# I miss my white wheels :(



## nitestridar (Jun 29, 2002)

I really love my graphite wheels but they might have to go..
I really think I am going to go back to white..

Plus more people rev on me at a light with these wheels compared to the white ones ..



How it is now 










How it was










when I bought it with se-l wheels.


----------



## nitestridar (Jun 29, 2002)

btw I just noticed my altezza tails


----------



## Neil (Aug 13, 2002)

i still like the darker look better but thats just me, its your car!

if they only made white brake pads so when they dusted they'd at least dust white


----------



## whiteb14 (Jul 7, 2002)

i like the graphite ser wheels better than the white wheels... but of course, im a bit partial since I HAVE THE SAME WHEELS!


----------



## nitestridar (Jun 29, 2002)

I know ..

Every meet I go to I have 2 or 3 people asking me to paint thier wheels for them. 

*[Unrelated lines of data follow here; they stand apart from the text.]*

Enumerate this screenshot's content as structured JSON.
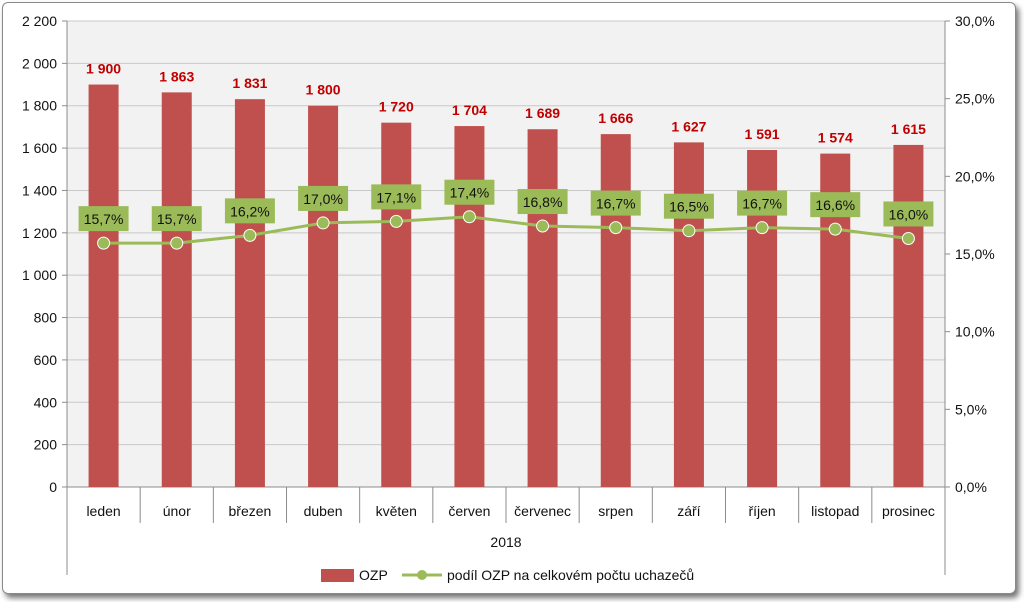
{
  "chart_data": {
    "type": "bar",
    "categories": [
      "leden",
      "únor",
      "březen",
      "duben",
      "květen",
      "červen",
      "červenec",
      "srpen",
      "září",
      "říjen",
      "listopad",
      "prosinec"
    ],
    "group_label": "2018",
    "series": [
      {
        "name": "OZP",
        "type": "bar",
        "axis": "left",
        "values": [
          1900,
          1863,
          1831,
          1800,
          1720,
          1704,
          1689,
          1666,
          1627,
          1591,
          1574,
          1615
        ],
        "labels": [
          "1 900",
          "1 863",
          "1 831",
          "1 800",
          "1 720",
          "1 704",
          "1 689",
          "1 666",
          "1 627",
          "1 591",
          "1 574",
          "1 615"
        ],
        "color": "#c0504d",
        "label_color": "#c00000"
      },
      {
        "name": "podíl OZP na celkovém počtu uchazečů",
        "type": "line",
        "axis": "right",
        "values": [
          15.7,
          15.7,
          16.2,
          17.0,
          17.1,
          17.4,
          16.8,
          16.7,
          16.5,
          16.7,
          16.6,
          16.0
        ],
        "labels": [
          "15,7%",
          "15,7%",
          "16,2%",
          "17,0%",
          "17,1%",
          "17,4%",
          "16,8%",
          "16,7%",
          "16,5%",
          "16,7%",
          "16,6%",
          "16,0%"
        ],
        "color": "#9bbb59"
      }
    ],
    "y_left": {
      "lim": [
        0,
        2200
      ],
      "ticks": [
        0,
        200,
        400,
        600,
        800,
        1000,
        1200,
        1400,
        1600,
        1800,
        2000,
        2200
      ],
      "tick_labels": [
        "0",
        "200",
        "400",
        "600",
        "800",
        "1 000",
        "1 200",
        "1 400",
        "1 600",
        "1 800",
        "2 000",
        "2 200"
      ]
    },
    "y_right": {
      "lim": [
        0,
        30
      ],
      "ticks": [
        0,
        5,
        10,
        15,
        20,
        25,
        30
      ],
      "tick_labels": [
        "0,0%",
        "5,0%",
        "10,0%",
        "15,0%",
        "20,0%",
        "25,0%",
        "30,0%"
      ]
    },
    "plot_background": "#f2f2f2",
    "grid": true,
    "legend_position": "bottom"
  }
}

thats the first thing they notice on my car is the custom painted wheels.


----------



## Equivocal (Sep 6, 2002)

Paint the Se-R's white!


----------



## whiteb14 (Jul 7, 2002)

Equivocal said:


> *Paint the Se-R's white!  *



very good idea... if anything do one of them to compare and if u dont like, just paint it graphite again. i know duplicolor makes the white wheel paint.


----------



## RedSER93 (Apr 11, 2003)

i like the way both sets of rims looks


----------



## andre (Apr 30, 2002)

Bobby, I prefer the graphite....but thats just me.


----------



## nitestridar (Jun 29, 2002)

you see how diffrent the graphite looks (1st picture) 
to stock se-l wheels (3rd Picture)?


----------



## WRteam200sx (Mar 15, 2003)

i think you should keep it as is!... looks hot ...


----------



## MP2050 (May 1, 2002)

WRteam200sx said:


> *i think you should keep it as is!... looks hot ... *


wut he said!!!^^^^


----------



## nitestridar (Jun 29, 2002)

yeah you guys talked me into it .

I will leave it as is...

Plus I gotta fund the nitrous


----------



## Rama (Mar 8, 2003)

what's up with the B14 in the background of the first pic? BTW I like the rims the way they are now.


----------



## sentra_hilo (Apr 23, 2003)

i like the white. duno why but im just a fan of the white wheels. i like howit looks


----------



## nitestridar (Jun 29, 2002)

Rama said:


> *what's up with the B14 in the background of the first pic? BTW I like the rims the way they are now. *



thats my freind diego's car 


200sx se-r 96...

almost all his parts are stillen.


----------